Aujourd’hui, nous nous retrouvons pour une nouvelle interview avec deux collaborateurs de Schneider Electric, entreprise qui fournit des équipements électriques basse et moyenne tensions et des automatismes industriels. Matthieu MAILLY, responsable de la transformation globale de l’économie circulaire et David POTIER, responsable de la Sustainability (« Développement durable » en français) au sein de la Global Supply Chain Europe, travaillent ensemble sur le programme dédié à l’économie circulaire. Ils nous partagent dans cette interview un aperçu de leurs activités circulaires ancrées depuis plus de 20 ans au sein de l’entreprise ainsi que les nouveaux enjeux associés.

 

1. Quelle est la position de Schneider Electric vis-à-vis de l’économie circulaire ?

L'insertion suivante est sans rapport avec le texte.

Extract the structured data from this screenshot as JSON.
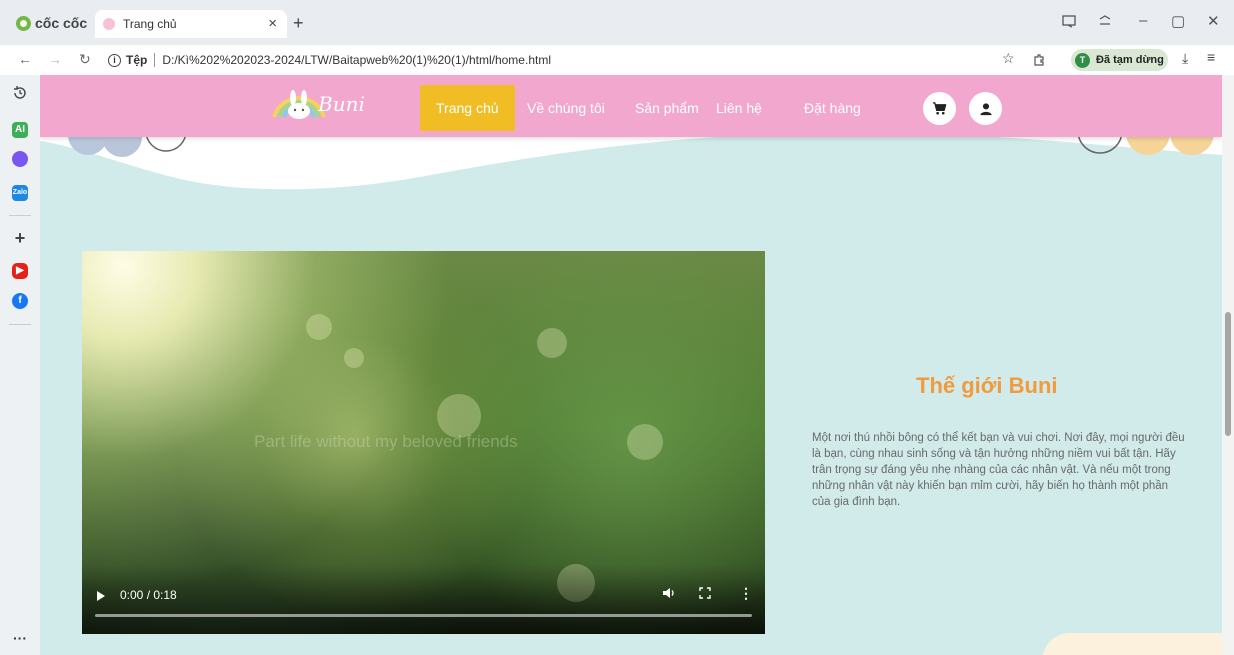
{
  "browser": {
    "brand": "cốc cốc",
    "tab_title": "Trang chủ",
    "tab_close": "×",
    "new_tab": "+",
    "address_label": "Tệp",
    "address_url": "D:/Kì%202%202023-2024/LTW/Baitapweb%20(1)%20(1)/html/home.html",
    "profile_initial": "T",
    "profile_status": "Đã tạm dừng",
    "win_min": "–",
    "win_restore": "▢",
    "win_close": "✕",
    "nav_back": "←",
    "nav_forward": "→",
    "nav_reload": "↻",
    "bookmark_icon": "☆",
    "download_icon": "⤓",
    "menu_icon": "≡",
    "sidebar_more": "···",
    "sidebar_add": "+",
    "sidebar_ai": "AI"
  },
  "site": {
    "logo_text": "Buni",
    "menu": [
      {
        "label": "Trang chủ",
        "active": true
      },
      {
        "label": "Về chúng tôi",
        "active": false
      },
      {
        "label": "Sản phẩm",
        "active": false
      },
      {
        "label": "Liên hệ",
        "active": false
      },
      {
        "label": "Đặt hàng",
        "active": false
      }
    ],
    "colors": {
      "header": "#f2a7cf",
      "active_menu": "#f0be24",
      "page_bg": "#d1eaea",
      "title": "#f19b3c"
    }
  },
  "video": {
    "caption": "Part life without my beloved friends",
    "time": "0:00 / 0:18",
    "progress": 0
  },
  "world": {
    "title": "Thế giới Buni",
    "description": "Một nơi thú nhồi bông có thể kết bạn và vui chơi. Nơi đây, mọi người đều là bạn, cùng nhau sinh sống và tận hưởng những niềm vui bất tận. Hãy trân trọng sự đáng yêu nhẹ nhàng của các nhân vật. Và nếu một trong những nhân vật này khiến bạn mỉm cười, hãy biến họ thành một phần của gia đình bạn."
  }
}
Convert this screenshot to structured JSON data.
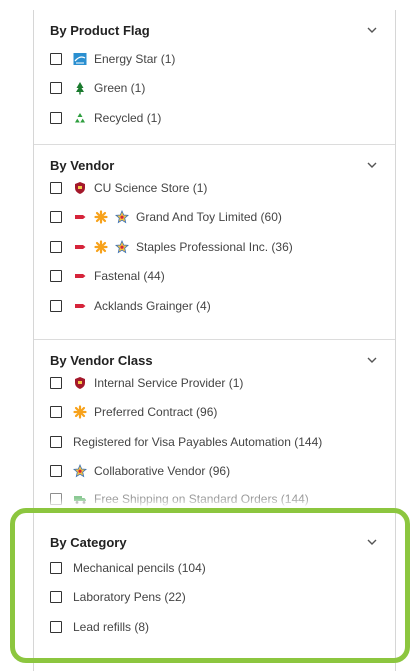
{
  "sections": [
    {
      "title": "By Product Flag",
      "items": [
        {
          "label": "Energy Star (1)",
          "icon": "energy-star-icon"
        },
        {
          "label": "Green (1)",
          "icon": "tree-icon"
        },
        {
          "label": "Recycled (1)",
          "icon": "recycle-icon"
        }
      ]
    },
    {
      "title": "By Vendor",
      "items": [
        {
          "label": "CU Science Store (1)",
          "icon": "shield-icon"
        },
        {
          "label": "Grand And Toy Limited (60)",
          "icons": [
            "tag-icon",
            "star-burst-icon",
            "collaborative-star-icon"
          ]
        },
        {
          "label": "Staples Professional Inc. (36)",
          "icons": [
            "tag-icon",
            "star-burst-icon",
            "collaborative-star-icon"
          ]
        },
        {
          "label": "Fastenal (44)",
          "icon": "tag-icon"
        },
        {
          "label": "Acklands Grainger (4)",
          "icon": "tag-icon"
        }
      ]
    },
    {
      "title": "By Vendor Class",
      "items": [
        {
          "label": "Internal Service Provider (1)",
          "icon": "shield-icon"
        },
        {
          "label": "Preferred Contract (96)",
          "icon": "star-burst-icon"
        },
        {
          "label": "Registered for Visa Payables Automation (144)"
        },
        {
          "label": "Collaborative Vendor (96)",
          "icon": "collaborative-star-icon"
        },
        {
          "label": "Free Shipping on Standard Orders (144)",
          "icon": "truck-icon"
        }
      ]
    },
    {
      "title": "By Category",
      "items": [
        {
          "label": "Mechanical pencils (104)"
        },
        {
          "label": "Laboratory Pens (22)"
        },
        {
          "label": "Lead refills (8)"
        }
      ]
    }
  ],
  "colors": {
    "highlight": "#8cc63f",
    "tag": "#d6243a",
    "star_burst": "#f7a21b",
    "tree": "#1a7a2e",
    "recycle": "#2e9e3e",
    "energy_star": "#2a8fd0",
    "shield": "#a4182b"
  }
}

La démarche de circularité est présente depuis une vingtaine d’années chez Schneider Electric. Nous avions à l’époque initié un programme en réponse aux besoins exprimés par un client. Il s’agissait de lui donner accès à des pièces de rechange de façon à ce qu’il puisse réparer ses différents produits industriels. Le terme d’économie circulaire n’était alors pas encore consacré, mais dans les faits, il s’agissait déjà bien de cela. Aujourd’hui, cette offre est plus que jamais d’actualité et a même été étendue avec la création d’un service dédié à la réparation.

Depuis, nous avons structuré notre façon de faire en intégrant une approche circulaire à toutes les étapes de la vie de nos produits.

2. Comment cela se traduit-il opérationnellement tout au long du cycle de vie des produits Schneider Electric ?

On ne parle pas d’une économie de recyclage mais bien d’une économie de matières et de ressources. Sur nos produits, cela se traduit par plusieurs leviers qui sont activés successivement au fil de leur vie :

  1. L’éco-conception ; afin de concevoir des produits avec moins de matière et en utilisant des matériaux issus de sources respectueuses de l’environnement. La fabrication de ces produits éco-conçus demande également moins d’énergie et leur impact environnemental est diminué tout au long de leur cycle de vie. L’éco-conception est la pierre angulaire de l’économie circulaire pour tous les nouveaux produits à venir
  2. Le maintien en conditions opérationnelles ;
  3. La réutilisation, à travers :
    • Le « Repacked » (« reconditionnement »), qui consiste à récupérer les produits jamais utilisés, les vérifier et les remettre sur le marché ;
    • Le « Refurbished » (« réemploi »), qui consiste à récupérer des produits déjà utilisés par les clients pour ensuite les réinjecter dans nos usines, les réparer et les remettre sur le marché.
  4. Le recyclage, enfin, ne doit intervenir qu’en dernier recours.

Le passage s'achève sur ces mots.